May I ask why not use another worker group that only contains available workers? I don't think this is a common issue in most cases.

rickchengx avatar Jun 07 '23 05:06 rickchengx

For the case of creating a new worker group, I think it is not friendly in the following scenarios:

  1. At present, DS will select the default group by default. I think most users should not care about what worker group is available and what worker group is specific, they just choose the default is OK. But if the default group contains a specific worker, then each task user needs to consider which worker group to choose. It's unfriendly.
  2. The maintainer must know the address of the worker in advance, and then configure the worker group. When the worker expands or modifies the deployment machine, the worker address will change. The maintainer also need to change the worker group, which increases the mental burden.

BTW,I think that in the worker group management UI, the worker should display its active status, such as green for survival, and red for death or non-existence. Currently all display green.

batmanneverdie avatar Jun 07 '23 06:06 batmanneverdie

May I ask why not create a default group replace the original(default) one?

Radeity avatar Jun 07 '23 14:06 Radeity

@Radeity I want default worker group could contain all active workers (including the expand worker like increment k8s replicas), but exclude the specific worker. Whatever the default is original or user created.
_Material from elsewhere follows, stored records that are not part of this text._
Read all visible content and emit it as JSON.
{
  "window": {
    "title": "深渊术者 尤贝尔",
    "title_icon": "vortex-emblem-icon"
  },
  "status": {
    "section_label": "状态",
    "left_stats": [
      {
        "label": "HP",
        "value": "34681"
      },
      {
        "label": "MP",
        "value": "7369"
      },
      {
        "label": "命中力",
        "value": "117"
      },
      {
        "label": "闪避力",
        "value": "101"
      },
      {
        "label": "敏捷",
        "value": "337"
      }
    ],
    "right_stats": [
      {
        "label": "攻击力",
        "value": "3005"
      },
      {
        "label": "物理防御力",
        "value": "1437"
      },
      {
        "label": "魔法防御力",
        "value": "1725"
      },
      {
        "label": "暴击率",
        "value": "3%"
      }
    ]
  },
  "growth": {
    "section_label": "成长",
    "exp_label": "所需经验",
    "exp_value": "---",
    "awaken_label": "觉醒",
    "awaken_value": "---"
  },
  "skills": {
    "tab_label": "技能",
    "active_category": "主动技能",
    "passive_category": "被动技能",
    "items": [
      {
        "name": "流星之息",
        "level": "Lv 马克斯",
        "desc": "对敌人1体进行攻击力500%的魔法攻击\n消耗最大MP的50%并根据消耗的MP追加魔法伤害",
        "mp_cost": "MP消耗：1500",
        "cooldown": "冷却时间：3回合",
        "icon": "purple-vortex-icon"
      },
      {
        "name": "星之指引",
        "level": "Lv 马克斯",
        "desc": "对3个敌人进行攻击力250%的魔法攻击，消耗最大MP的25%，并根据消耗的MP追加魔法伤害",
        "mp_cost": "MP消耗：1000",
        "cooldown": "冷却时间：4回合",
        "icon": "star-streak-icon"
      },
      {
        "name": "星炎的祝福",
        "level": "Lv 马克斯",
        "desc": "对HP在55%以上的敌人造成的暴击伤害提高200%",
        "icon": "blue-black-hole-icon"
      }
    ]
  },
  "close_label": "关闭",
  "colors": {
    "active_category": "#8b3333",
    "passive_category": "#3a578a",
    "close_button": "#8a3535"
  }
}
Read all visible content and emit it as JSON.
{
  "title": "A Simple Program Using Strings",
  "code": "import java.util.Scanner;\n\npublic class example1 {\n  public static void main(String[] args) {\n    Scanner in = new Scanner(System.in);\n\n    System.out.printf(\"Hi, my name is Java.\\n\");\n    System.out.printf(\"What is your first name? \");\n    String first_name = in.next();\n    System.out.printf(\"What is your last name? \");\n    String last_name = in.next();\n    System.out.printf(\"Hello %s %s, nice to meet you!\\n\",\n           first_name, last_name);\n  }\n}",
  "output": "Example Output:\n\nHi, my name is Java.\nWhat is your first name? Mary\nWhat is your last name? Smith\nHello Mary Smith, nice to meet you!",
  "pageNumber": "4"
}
batmanneverdie avatar Jun 09 '23 01:06 batmanneverdie

Do you mean in this scalable scenario, it's hard to maintain a worker group to replace the default worker group(contains all nodes) exclude some specific Workers?

Maybe https://github.com/apache/dolphinscheduler/issues/14192 can help. After supporting label definition, for the scenario you mentioned above, you can set specific label for excluded Workers, and then create a new worker group to replace the default one, which can set the expression with NotIn operation.

Anyway, whether to add exclusive worker field, I have no objection, wait for others' suggestion.

Radeity avatar Jun 09 '23 04:06 Radeity

Do you mean in this scalable scenario, it's hard to maintain a worker group to replace the default worker group(contains all nodes) exclude some specific Workers?

Yes, That's what I mean. 😆

batmanneverdie avatar Jun 09 '23 05:06 batmanneverdie

This issue has been automatically marked as stale because it has not had recent activity for 30 days. It will be closed in next 7 days if no further activity occurs.

github-actions[bot] avatar Aug 12 '24 00:08 github-actions[bot]

This issue has been closed because it has not received response for too long time. You could reopen it if you encountered similar problems in the future.

github-actions[bot] avatar Oct 06 '24 00:10 github-actions[bot]